RECHTBANK GELDERLAND
Zittingsplaats Arnhem
Bestuursrecht
zaaknummer: ARN 21/3961

uitspraak van de enkelvoudige kamer van 17 juli 2023

in de zaak tussen

[Eiser A] , uit [plaats B] , eiser

en
de Raad van bestuur van het Uitvoeringsinstituut werknemersverzekeringen, het UWV
(gemachtigde: T.I. Gerritsen).

Inleiding

1. Met het besluit van 23 september 2020 (het primaire besluit) heeft het UWV het verzoek van eiser om kwijtschelding van de openstaande vorderingen afgewezen.
1.1.
Met het bestreden besluit van 27 juli 2021 heeft het UWV het bezwaar van eiser tegen het primaire besluit gegrond verklaard. Het UWV heeft daarbij het primaire besluit herroepen en het nog openstaande bedrag van de vordering over de jaren 2004 tot en met 2013 kwijtgescholden. Het UWV ziet geen aanleiding om terugvordering over andere jaren kwijt te schelden.
1.2.
Eiser heeft tegen het bestreden besluit beroep ingesteld.
1.3.
Het UWV heeft op het beroep gereageerd met een verweerschrift.
1.4.
De rechtbank heeft het beroep op 21 december 2021 op zitting behandeld. Eiser is verschenen. Het UWV heeft zich, met bericht van verhindering, niet laten vertegenwoordigen.
1.5.
De rechtbank heeft het onderzoek op de zitting geschorst, vanwege de acute gezondheidssituatie van eiser. Op 7 februari 2022 is een e-mail ontvangen van de zijde van eiser. De rechtbank heeft het UWV in de gelegenheid gesteld om op het
e-mailbericht van (de echtgenote van) eiser te reageren en om aan te geven of de samenhang van omstandigheden van dit geval aanleiding geven tot een andere beslissing over de nog openstaande vorderingen. Het UWV heeft op 4 oktober 2022 gereageerd op het e-mailbericht en heeft daarbij laten weten zijn standpunt onverkort te handhaven.
1.6.
Bij brief van 6 april 2023 heeft de rechtbank partijen meegedeeld dat het niet nodig is om opnieuw een zitting te houden en dat, als partijen dat toch willen, zij dat binnen vier weken moeten laten weten. Eiser heeft bij e-mail van 11 april 2023 aangegeven dat hij op een (nadere) zitting wil worden gehoord.
1.7.
De rechtbank heeft vervolgens de behandeling van het beroep voortgezet op
6 juli 2023. Hieraan hebben deelgenomen: eiser en de gemachtigde van het UWV.

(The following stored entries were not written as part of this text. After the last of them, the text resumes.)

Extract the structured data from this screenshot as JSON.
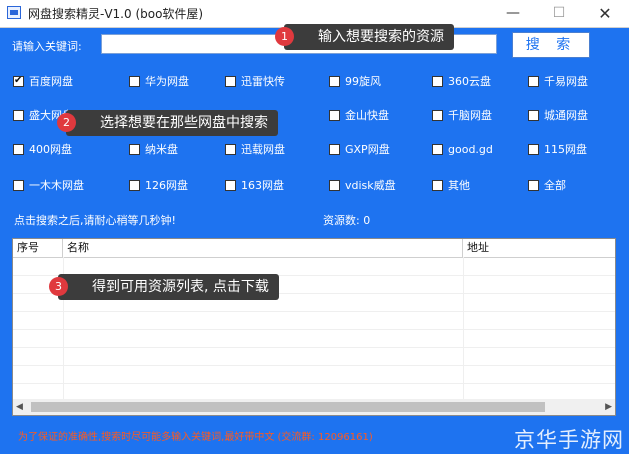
{
  "window": {
    "title": "网盘搜索精灵-V1.0  (boo软件屋)",
    "min_glyph": "—",
    "max_glyph": "☐",
    "close_glyph": "✕"
  },
  "search": {
    "label": "请输入关键词:",
    "value": "",
    "button": "搜 索"
  },
  "disks": {
    "row1": [
      {
        "label": "百度网盘",
        "checked": true
      },
      {
        "label": "华为网盘",
        "checked": false
      },
      {
        "label": "迅雷快传",
        "checked": false
      },
      {
        "label": "99旋风",
        "checked": false
      },
      {
        "label": "360云盘",
        "checked": false
      },
      {
        "label": "千易网盘",
        "checked": false
      }
    ],
    "row2": [
      {
        "label": "盛大网盘",
        "checked": false
      },
      {
        "label": "金山快盘",
        "checked": false
      },
      {
        "label": "千脑网盘",
        "checked": false
      },
      {
        "label": "城通网盘",
        "checked": false
      }
    ],
    "row3": [
      {
        "label": "400网盘",
        "checked": false
      },
      {
        "label": "纳米盘",
        "checked": false
      },
      {
        "label": "迅载网盘",
        "checked": false
      },
      {
        "label": "GXP网盘",
        "checked": false
      },
      {
        "label": "good.gd",
        "checked": false
      },
      {
        "label": "115网盘",
        "checked": false
      }
    ],
    "row4": [
      {
        "label": "一木木网盘",
        "checked": false
      },
      {
        "label": "126网盘",
        "checked": false
      },
      {
        "label": "163网盘",
        "checked": false
      },
      {
        "label": "vdisk威盘",
        "checked": false
      },
      {
        "label": "其他",
        "checked": false
      },
      {
        "label": "全部",
        "checked": false
      }
    ]
  },
  "status": {
    "hint": "点击搜索之后,请耐心稍等几秒钟!",
    "count": "资源数: 0"
  },
  "table": {
    "columns": [
      "序号",
      "名称",
      "地址"
    ]
  },
  "scroll": {
    "left": "◀",
    "right": "▶"
  },
  "footer": "为了保证的准确性,搜索时尽可能多输入关键词,最好带中文 (交流群: 12096161)",
  "callouts": [
    {
      "num": "1",
      "text": "输入想要搜索的资源"
    },
    {
      "num": "2",
      "text": "选择想要在那些网盘中搜索"
    },
    {
      "num": "3",
      "text": "得到可用资源列表, 点击下载"
    }
  ],
  "watermark": "京华手游网"
}
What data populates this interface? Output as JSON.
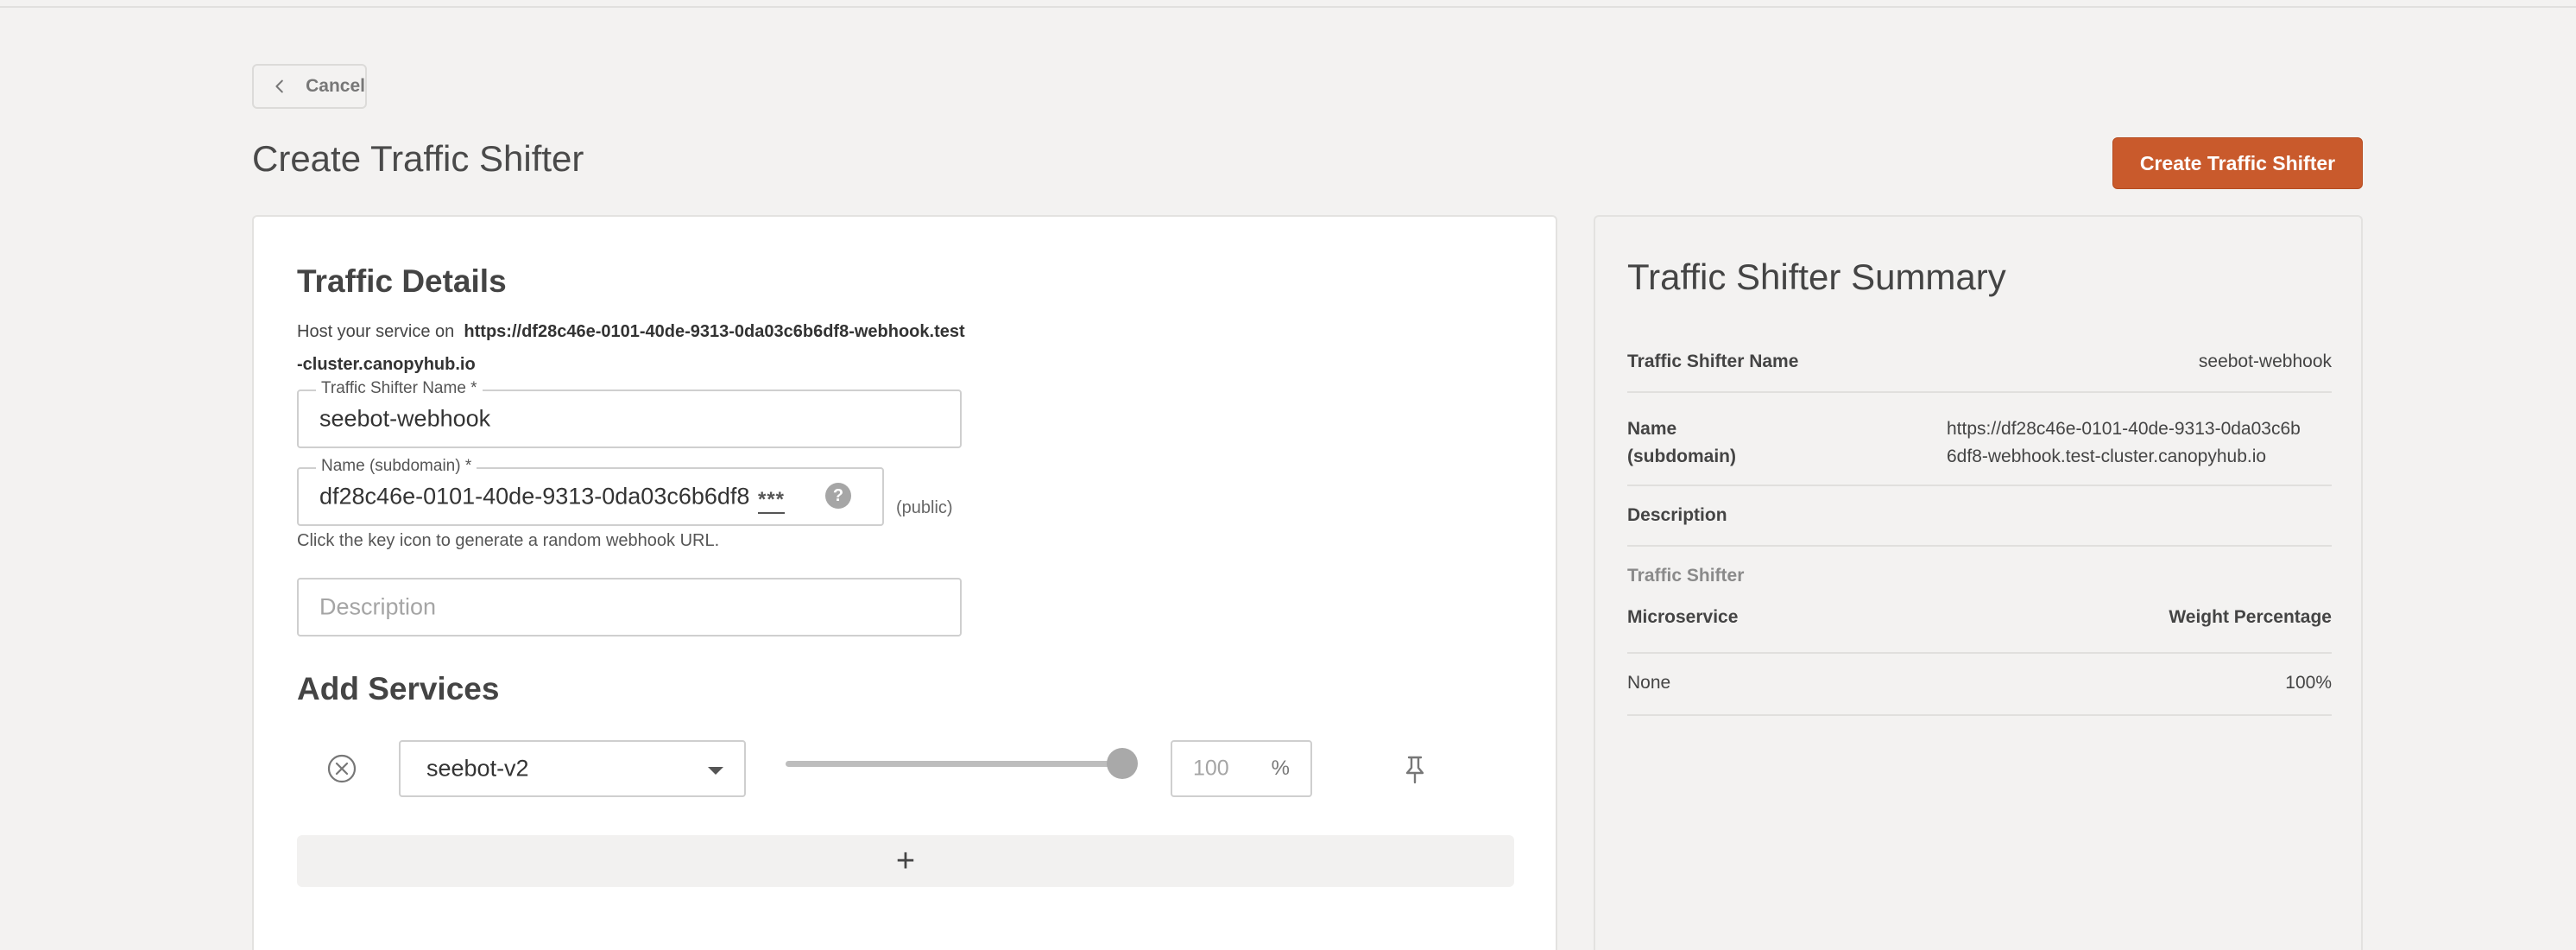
{
  "nav": {
    "cancel_label": "Cancel"
  },
  "page": {
    "title": "Create Traffic Shifter",
    "create_button": "Create Traffic Shifter"
  },
  "details": {
    "section_title": "Traffic Details",
    "host_prefix": "Host your service on",
    "host_url": "https://df28c46e-0101-40de-9313-0da03c6b6df8-webhook.test-cluster.canopyhub.io",
    "name_field": {
      "label": "Traffic Shifter Name *",
      "value": "seebot-webhook"
    },
    "subdomain_field": {
      "label": "Name (subdomain) *",
      "value": "df28c46e-0101-40de-9313-0da03c6b6df8",
      "mask": "***",
      "help": "?"
    },
    "public_label": "(public)",
    "hint": "Click the key icon to generate a random webhook URL.",
    "description_field": {
      "placeholder": "Description",
      "value": ""
    }
  },
  "services": {
    "section_title": "Add Services",
    "rows": [
      {
        "service": "seebot-v2",
        "weight": "100",
        "weight_fraction": 1.0,
        "unit": "%"
      }
    ],
    "add_label": "+"
  },
  "summary": {
    "title": "Traffic Shifter Summary",
    "name_key": "Traffic Shifter Name",
    "name_value": "seebot-webhook",
    "subdomain_key_1": "Name",
    "subdomain_key_2": "(subdomain)",
    "subdomain_value_1": "https://df28c46e-0101-40de-9313-0da03c6b",
    "subdomain_value_2": "6df8-webhook.test-cluster.canopyhub.io",
    "description_key": "Description",
    "traffic_label": "Traffic Shifter",
    "col_microservice": "Microservice",
    "col_weight": "Weight Percentage",
    "row_service": "None",
    "row_weight": "100%"
  },
  "colors": {
    "accent": "#c95a2c",
    "background": "#f3f2f1",
    "card": "#ffffff"
  }
}
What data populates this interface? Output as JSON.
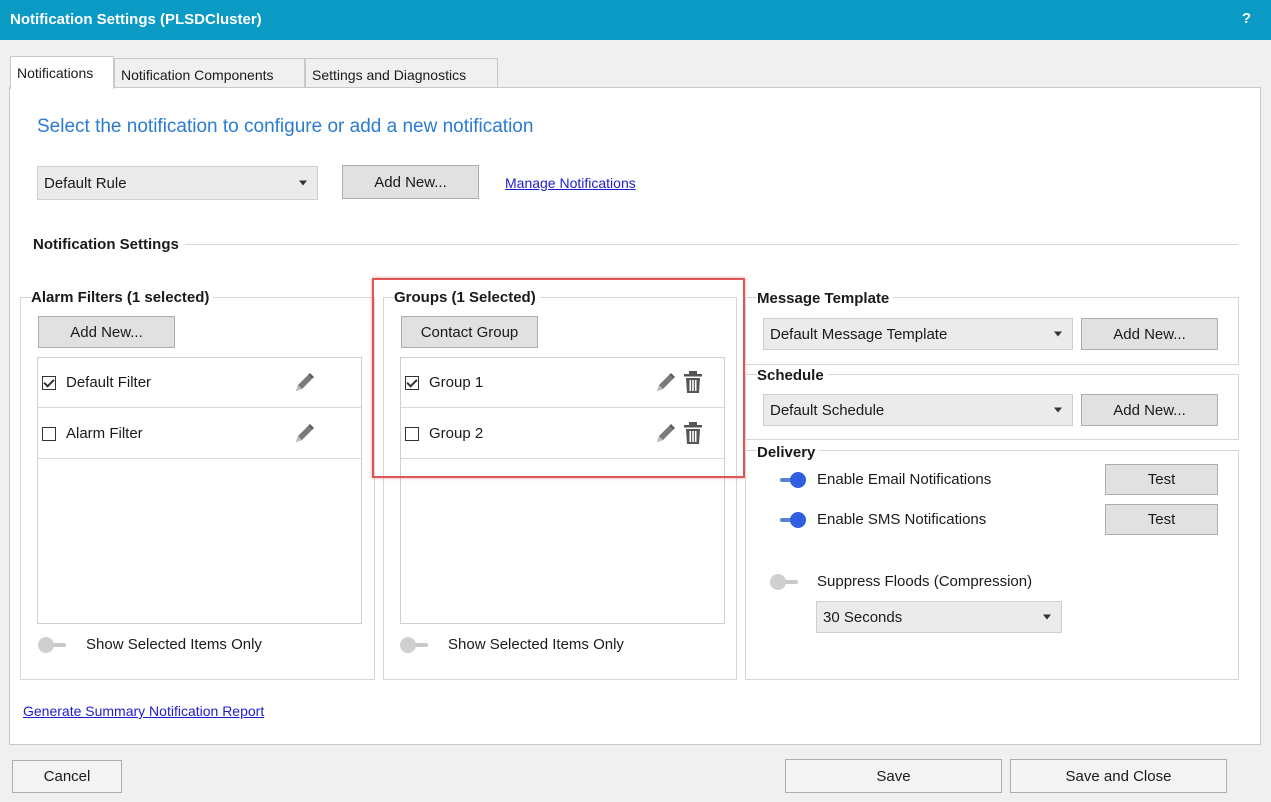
{
  "window": {
    "title": "Notification Settings (PLSDCluster)",
    "help": "?"
  },
  "tabs": [
    {
      "label": "Notifications",
      "active": true
    },
    {
      "label": "Notification Components",
      "active": false
    },
    {
      "label": "Settings and Diagnostics",
      "active": false
    }
  ],
  "header": {
    "headline": "Select the notification to configure or add a new notification",
    "selected_notification": "Default Rule",
    "add_new": "Add New...",
    "manage_link": "Manage Notifications"
  },
  "notification_settings": {
    "title": "Notification Settings"
  },
  "alarm_filters": {
    "title": "Alarm Filters (1 selected)",
    "add_new": "Add New...",
    "items": [
      {
        "label": "Default Filter",
        "checked": true
      },
      {
        "label": "Alarm Filter",
        "checked": false
      }
    ],
    "show_selected": "Show Selected Items Only"
  },
  "groups": {
    "title": "Groups (1 Selected)",
    "contact_group": "Contact Group",
    "items": [
      {
        "label": "Group 1",
        "checked": true
      },
      {
        "label": "Group 2",
        "checked": false
      }
    ],
    "show_selected": "Show Selected Items Only"
  },
  "message_template": {
    "title": "Message Template",
    "selected": "Default Message Template",
    "add_new": "Add New..."
  },
  "schedule": {
    "title": "Schedule",
    "selected": "Default Schedule",
    "add_new": "Add New..."
  },
  "delivery": {
    "title": "Delivery",
    "email": {
      "label": "Enable Email Notifications",
      "enabled": true,
      "test": "Test"
    },
    "sms": {
      "label": "Enable SMS Notifications",
      "enabled": true,
      "test": "Test"
    },
    "suppress": {
      "label": "Suppress Floods (Compression)",
      "enabled": false,
      "interval": "30 Seconds"
    }
  },
  "footer": {
    "report_link": "Generate Summary Notification Report",
    "cancel": "Cancel",
    "save": "Save",
    "save_close": "Save and Close"
  },
  "colors": {
    "titlebar": "#0a9ac4",
    "headline": "#2b7bd3",
    "link": "#1c1ccf",
    "toggle_on": "#2f5fe0",
    "highlight_box": "#e05555"
  }
}
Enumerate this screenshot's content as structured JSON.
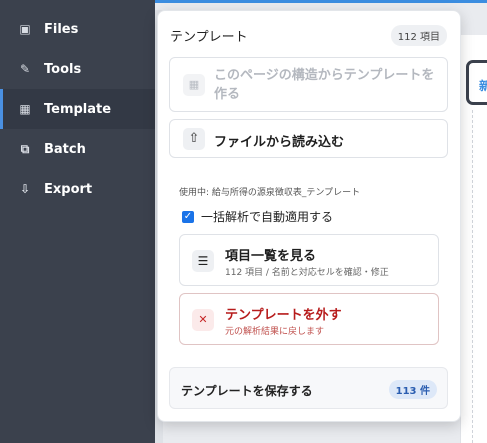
{
  "sidebar": {
    "items": [
      {
        "label": "Files",
        "icon": "file-icon",
        "glyph": "▣"
      },
      {
        "label": "Tools",
        "icon": "pen-icon",
        "glyph": "✎"
      },
      {
        "label": "Template",
        "icon": "grid-icon",
        "glyph": "▦",
        "active": true
      },
      {
        "label": "Batch",
        "icon": "stack-icon",
        "glyph": "⧉"
      },
      {
        "label": "Export",
        "icon": "download-icon",
        "glyph": "⇩"
      }
    ]
  },
  "right_card": {
    "glyph": "新"
  },
  "dropdown": {
    "title": "テンプレート",
    "count_badge": "112 項目",
    "create_from_page": {
      "label": "このページの構造からテンプレートを作る",
      "icon": "grid-icon",
      "glyph": "▦"
    },
    "load_from_file": {
      "label": "ファイルから読み込む",
      "icon": "upload-icon",
      "glyph": "⇧"
    },
    "in_use": "使用中: 給与所得の源泉徴収表_テンプレート",
    "auto_apply": {
      "label": "一括解析で自動適用する",
      "checked": true,
      "glyph": "✓"
    },
    "view_items": {
      "title": "項目一覧を見る",
      "subtitle": "112 項目 / 名前と対応セルを確認・修正",
      "icon": "list-icon",
      "glyph": "☰"
    },
    "remove_template": {
      "title": "テンプレートを外す",
      "subtitle": "元の解析結果に戻します",
      "icon": "close-icon",
      "glyph": "✕"
    },
    "save_template": {
      "label": "テンプレートを保存する",
      "badge": "113 件"
    }
  },
  "colors": {
    "accent": "#1a73e8",
    "sidebar_bg": "#3b414d",
    "danger": "#b71c1c"
  }
}
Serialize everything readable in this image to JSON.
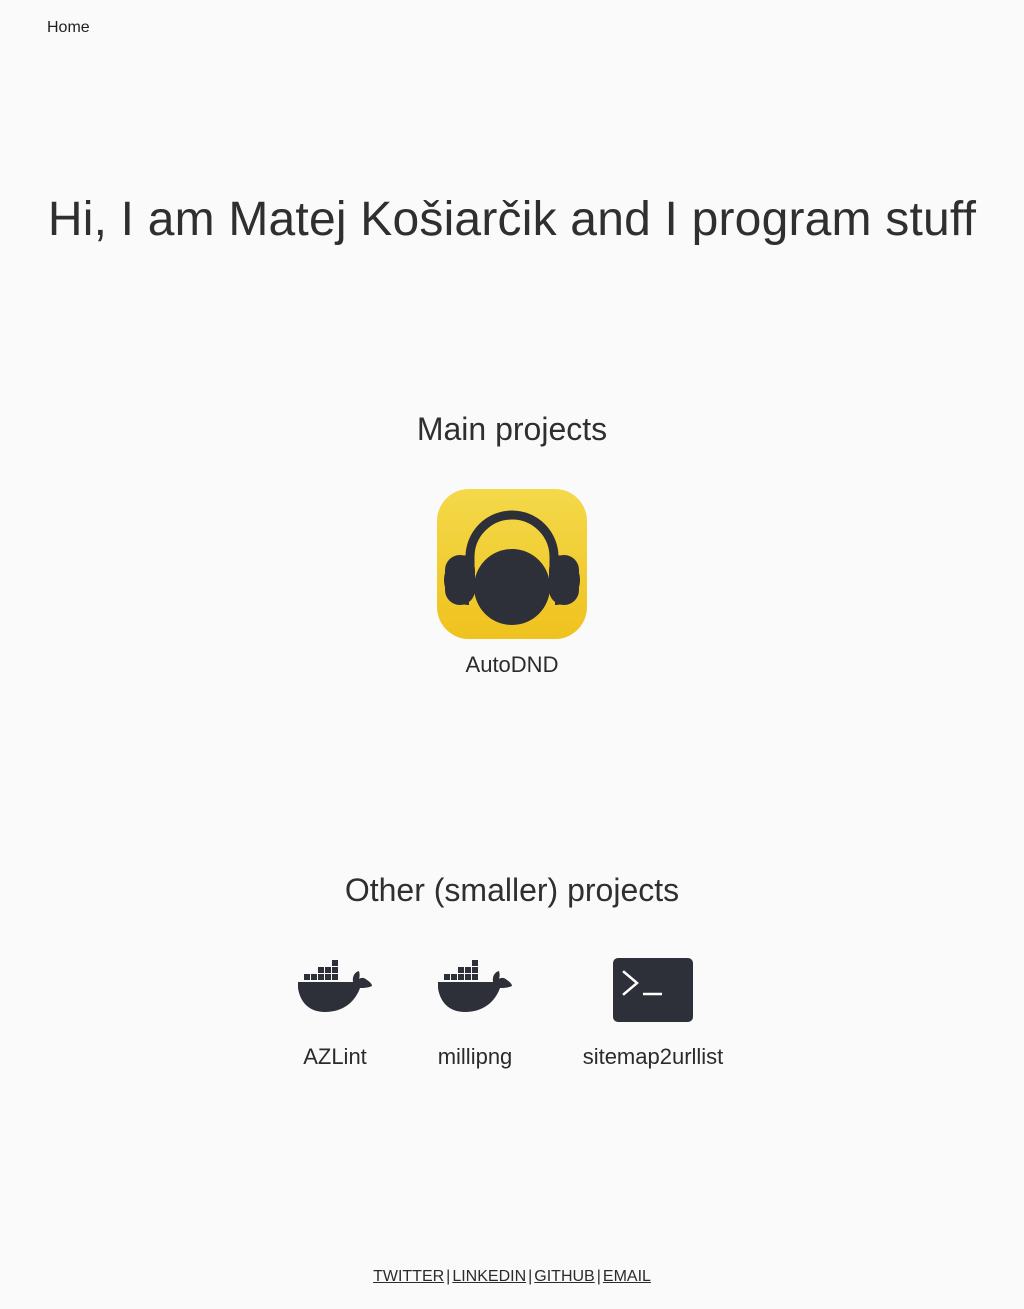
{
  "nav": {
    "home_label": "Home"
  },
  "hero": {
    "title": "Hi, I am Matej Košiarčik and I program stuff"
  },
  "main_projects": {
    "title": "Main projects",
    "items": [
      {
        "label": "AutoDND",
        "icon": "headphones-app-icon"
      }
    ]
  },
  "other_projects": {
    "title": "Other (smaller) projects",
    "items": [
      {
        "label": "AZLint",
        "icon": "docker-whale-icon"
      },
      {
        "label": "millipng",
        "icon": "docker-whale-icon"
      },
      {
        "label": "sitemap2urllist",
        "icon": "terminal-icon"
      }
    ]
  },
  "footer": {
    "links": [
      "TWITTER",
      "LINKEDIN",
      "GITHUB",
      "EMAIL"
    ],
    "separator": "|"
  },
  "colors": {
    "background": "#fafafa",
    "text": "#2b2b2b",
    "app_icon_yellow": "#f2cf2f",
    "icon_dark": "#2e3039"
  }
}
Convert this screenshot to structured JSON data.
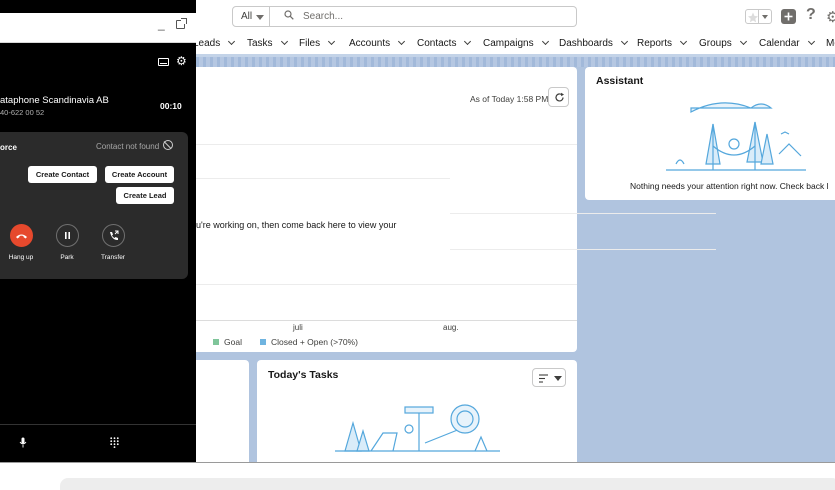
{
  "header": {
    "search_scope": "All",
    "search_placeholder": "Search...",
    "help_glyph": "?",
    "icons": [
      "search-icon",
      "star-icon",
      "chevron-down-icon",
      "plus-icon",
      "help-icon",
      "gear-icon"
    ]
  },
  "nav": {
    "items": [
      "Leads",
      "Tasks",
      "Files",
      "Accounts",
      "Contacts",
      "Campaigns",
      "Dashboards",
      "Reports",
      "Groups",
      "Calendar",
      "Mo"
    ]
  },
  "phone": {
    "caller_name": "ataphone Scandinavia AB",
    "caller_number": "40-622 00 52",
    "timer": "00:10",
    "crm_label": "orce",
    "crm_status": "Contact not found",
    "create_contact": "Create Contact",
    "create_account": "Create Account",
    "create_lead": "Create Lead",
    "hangup": "Hang up",
    "park": "Park",
    "transfer": "Transfer",
    "hangup_color": "#e6492d",
    "icons": [
      "screen-icon",
      "gear-icon",
      "block-icon",
      "phone-hangup-icon",
      "pause-icon",
      "transfer-icon",
      "microphone-icon",
      "keypad-icon"
    ]
  },
  "performance": {
    "as_of": "As of Today 1:58 PM",
    "message": "u're working on, then come back here to view your",
    "x_ticks": [
      "juli",
      "aug."
    ],
    "legend": [
      {
        "label": "Goal",
        "color": "#7fc59a"
      },
      {
        "label": "Closed + Open (>70%)",
        "color": "#6fb4e0"
      }
    ]
  },
  "assistant": {
    "title": "Assistant",
    "message": "Nothing needs your attention right now. Check back l"
  },
  "tasks": {
    "title": "Today's Tasks"
  },
  "colors": {
    "background": "#b0c4df",
    "illustration": "#54a7dc"
  }
}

Wat ging er aan deze procedure vooraf?

2. Eiser ontving vanaf 21 april 1995 een uitkering op grond van de Wet op de arbeidsongeschiktheidsverzekering (WAO). Daarnaast ontving hij vanaf 9 februari 1999 een uitkering op grond van de Wet arbeidsongeschiktheidsverzekering zelfstandigen (WAZ).
2.1.
Met het besluit van 9 januari 2015 heeft het UWV een bedrag van € 92.839,93 aan ten onrechte betaalde WAO- en WAZ-uitkering over de jaren 2004 tot en met 2013 van eiser teruggevorderd. Na bezwaar is dit bedrag verlaagd naar € 86.207,02. Door de uitspraak van de Centrale Raad van Beroep (CRvB) van 18 april 2019 [1] staat de hoogte van deze vordering in rechte vast. Eiser heeft sinds september 2015 op deze vordering afgelost.
2.2.
Met het besluit van 5 juli 2016 heeft het UWV de over het jaar 2014 ten onrechte betaalde WAO- en WAZ-uitkering tot een bedrag van € 9.893,28 van eiser teruggevorderd.
2.3.
Met het besluit van 13 maart 2017 heeft het UWV de over het jaar 2015 ten onrechte betaalde WAO-uitkering tot een bedrag van € 9.416,88 teruggevorderd. Bij besluit van dezelfde datum heeft het UWV eiser meegedeeld dat hij over het jaar 2015 geen recht heeft op een WAZ-uitkering.
2.4.
Met het besluit van 6 juli 2018 heeft het UWV de over het jaar 2016 ten onrechte betaalde WAO-uitkering tot een bedrag van € 8.996,70 van eiser teruggevorderd.
2.5.
Bij brief van 18 september 2020 heeft eiser verzocht om kwijtschelding van het nog openstaande bedrag van de vordering over de jaren 2004 tot en met 2013. Hierna heeft de besluitvorming plaatsgevonden zoals vermeld onder ‘Inleiding’.
Wat vindt het UWV?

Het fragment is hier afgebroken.